Innovation, the technological changes that brings with it and the related productivity increases they generate, have been the main cause of the cultural and social changes taken place throughout mankind´s history.
Just as the fire, the wheel and the adoption of more sedentary practices played decisive roles in the reorganization of the primitive hunter-gatherer societies, the printing press and – centuries later – the steam engine had an impact of similar proportions, or even biger ones, in the societies that developed them.
This is the same role that information technology and the telecommunications revolution play in the emergence of the information age and the knowledge society.
Information technologies and new applications in telecommunications have been developing their potential, incrementally, over the last three or four decades.
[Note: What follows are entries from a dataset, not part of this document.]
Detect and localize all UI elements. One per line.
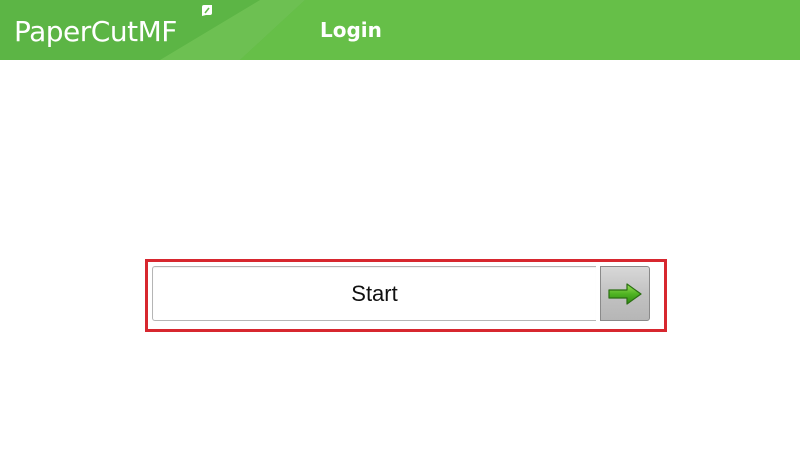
page-title: Login — [320, 18, 382, 42]
logo-text: PaperCutMF — [14, 15, 177, 48]
right-arrow-icon — [608, 282, 642, 305]
go-button[interactable] — [600, 266, 650, 321]
start-label: Start — [351, 280, 398, 306]
app-header: PaperCutMF Login — [0, 0, 800, 60]
papercut-logo: PaperCutMF — [14, 5, 212, 50]
leaf-icon — [202, 5, 212, 16]
start-highlight-frame: Start — [145, 259, 667, 332]
start-button[interactable]: Start — [152, 266, 596, 321]
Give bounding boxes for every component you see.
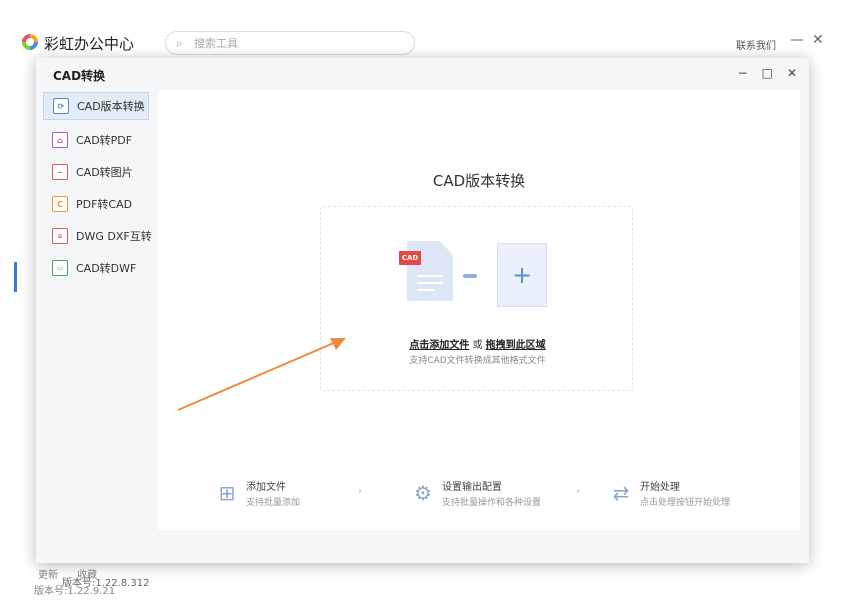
sidebar-item-label: PDF转CAD: [76, 198, 133, 211]
add-file-plus-button[interactable]: +: [497, 243, 547, 307]
step-start-process: ⇄ 开始处理 点击处理按钮开始处理: [608, 478, 730, 508]
app-close-button[interactable]: ✕: [812, 32, 824, 48]
main-content: CAD版本转换 CAD + 点击添加文件 或 拖拽到此区域 支持CAD文件转换成…: [158, 90, 800, 530]
search-placeholder: 搜索工具: [194, 37, 238, 50]
dialog-maximize-button[interactable]: □: [762, 66, 773, 80]
settings-icon: ⚙: [414, 481, 432, 505]
step-output-settings: ⚙ 设置输出配置 支持批量操作和各种设置: [410, 478, 541, 508]
update-link[interactable]: 更新: [38, 570, 58, 581]
doc-line: [417, 275, 443, 277]
step-title: 添加文件: [246, 482, 286, 493]
click-add-file-link[interactable]: 点击添加文件: [409, 340, 469, 351]
sidebar-item-cad-to-dwf[interactable]: ▭ CAD转DWF: [43, 254, 149, 282]
workflow-steps: ⊞ 添加文件 支持批量添加 › ⚙ 设置输出配置 支持批量操作和各种设置 › ⇄…: [158, 478, 800, 518]
doc-line: [417, 282, 443, 284]
dialog-minimize-button[interactable]: −: [738, 66, 748, 80]
sidebar-item-cad-to-pdf[interactable]: ⌂ CAD转PDF: [43, 126, 149, 154]
sidebar-item-cad-version[interactable]: ⟳ CAD版本转换: [43, 92, 149, 120]
dialog-close-button[interactable]: ✕: [787, 66, 797, 80]
refresh-doc-icon: ⟳: [53, 98, 69, 114]
app-active-indicator: [14, 262, 17, 292]
drop-or-text: 或: [469, 340, 486, 351]
cad-doc-icon: C: [52, 196, 68, 212]
file-drop-zone[interactable]: CAD + 点击添加文件 或 拖拽到此区域 支持CAD文件转换成其他格式文件: [320, 206, 633, 391]
step-title: 开始处理: [640, 482, 680, 493]
cad-tag-icon: CAD: [399, 251, 421, 265]
drag-here-text: 拖拽到此区域: [485, 340, 546, 351]
step-text: 添加文件 支持批量添加: [246, 478, 300, 508]
step-separator-icon: ›: [358, 486, 362, 497]
app-header: 彩虹办公中心 ⌕ 搜索工具 联系我们 — ✕: [0, 0, 842, 62]
convert-arrow-icon: [463, 274, 477, 278]
sidebar: ⟳ CAD版本转换 ⌂ CAD转PDF ~ CAD转图片 C PDF转CAD ≡…: [36, 90, 158, 589]
sidebar-item-dwg-dxf[interactable]: ≡ DWG DXF互转: [43, 222, 152, 250]
search-icon: ⌕: [176, 36, 183, 50]
doc-line: [417, 289, 435, 291]
process-icon: ⇄: [612, 481, 630, 505]
app-title: 彩虹办公中心: [44, 35, 135, 53]
step-desc: 支持批量操作和各种设置: [442, 498, 542, 508]
dialog-controls: − □ ✕: [738, 66, 797, 80]
step-desc: 点击处理按钮开始处理: [640, 498, 731, 508]
sidebar-item-label: DWG DXF互转: [76, 230, 152, 243]
step-add-file: ⊞ 添加文件 支持批量添加: [214, 478, 300, 508]
step-desc: 支持批量添加: [246, 498, 301, 508]
step-text: 设置输出配置 支持批量操作和各种设置: [442, 478, 541, 508]
step-title: 设置输出配置: [442, 482, 502, 493]
contact-link[interactable]: 联系我们: [736, 37, 776, 52]
dialog-version: 版本号:1.22.8.312: [62, 578, 150, 589]
cad-convert-dialog: CAD转换 − □ ✕ ⟳ CAD版本转换 ⌂ CAD转PDF ~ CAD转图片…: [36, 58, 809, 589]
sidebar-item-label: CAD转DWF: [76, 262, 137, 275]
search-box[interactable]: ⌕ 搜索工具: [165, 31, 415, 55]
drop-instructions: 点击添加文件 或 拖拽到此区域: [321, 336, 634, 351]
sidebar-item-label: CAD转图片: [76, 166, 133, 179]
app-minimize-button[interactable]: —: [790, 32, 804, 48]
dwg-doc-icon: ≡: [52, 228, 68, 244]
page-title: CAD版本转换: [432, 172, 526, 190]
app-logo-icon: [22, 34, 38, 50]
document-icon: [407, 241, 453, 301]
sidebar-item-label: CAD转PDF: [76, 134, 133, 147]
image-doc-icon: ~: [52, 164, 68, 180]
sidebar-item-pdf-to-cad[interactable]: C PDF转CAD: [43, 190, 149, 218]
pdf-doc-icon: ⌂: [52, 132, 68, 148]
drop-subtitle: 支持CAD文件转换成其他格式文件: [409, 356, 546, 366]
sidebar-item-label: CAD版本转换: [77, 100, 145, 113]
step-separator-icon: ›: [576, 486, 580, 497]
dialog-title: CAD转换: [53, 69, 106, 83]
dwf-doc-icon: ▭: [52, 260, 68, 276]
add-file-icon: ⊞: [218, 481, 236, 505]
step-text: 开始处理 点击处理按钮开始处理: [640, 478, 730, 508]
dialog-titlebar: CAD转换 − □ ✕: [36, 58, 809, 90]
sidebar-item-cad-to-image[interactable]: ~ CAD转图片: [43, 158, 149, 186]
There is a distinctive fact, however, that deserves to be highlighted. Its development has been concomitant with that of other technological and productive sectors, and has fertilized them. Moreover, they have triggered the emerence of new disciplines such as nanotechnology or the “new” biotechnology.
Gradually, new technologies extend their ramifications in the industrial and entrepreneurial fabric, stimulating innovation in various fields. From there, they are taking our daily life by assault, influencing our cultural expressions, social interactions and the way we exercise our political rights.
This is the reason why we speak of the emergence of a New Economy. It is a phenomenon that is not defined by a single technology because it goes beyond any of them individually.
Its heart lies in the relationship that some emblematic sectors establish with each other, the way in which they reciprocally fertilize each other, and the manner they influence the traditional products and markets of the industrial and agricultural economies.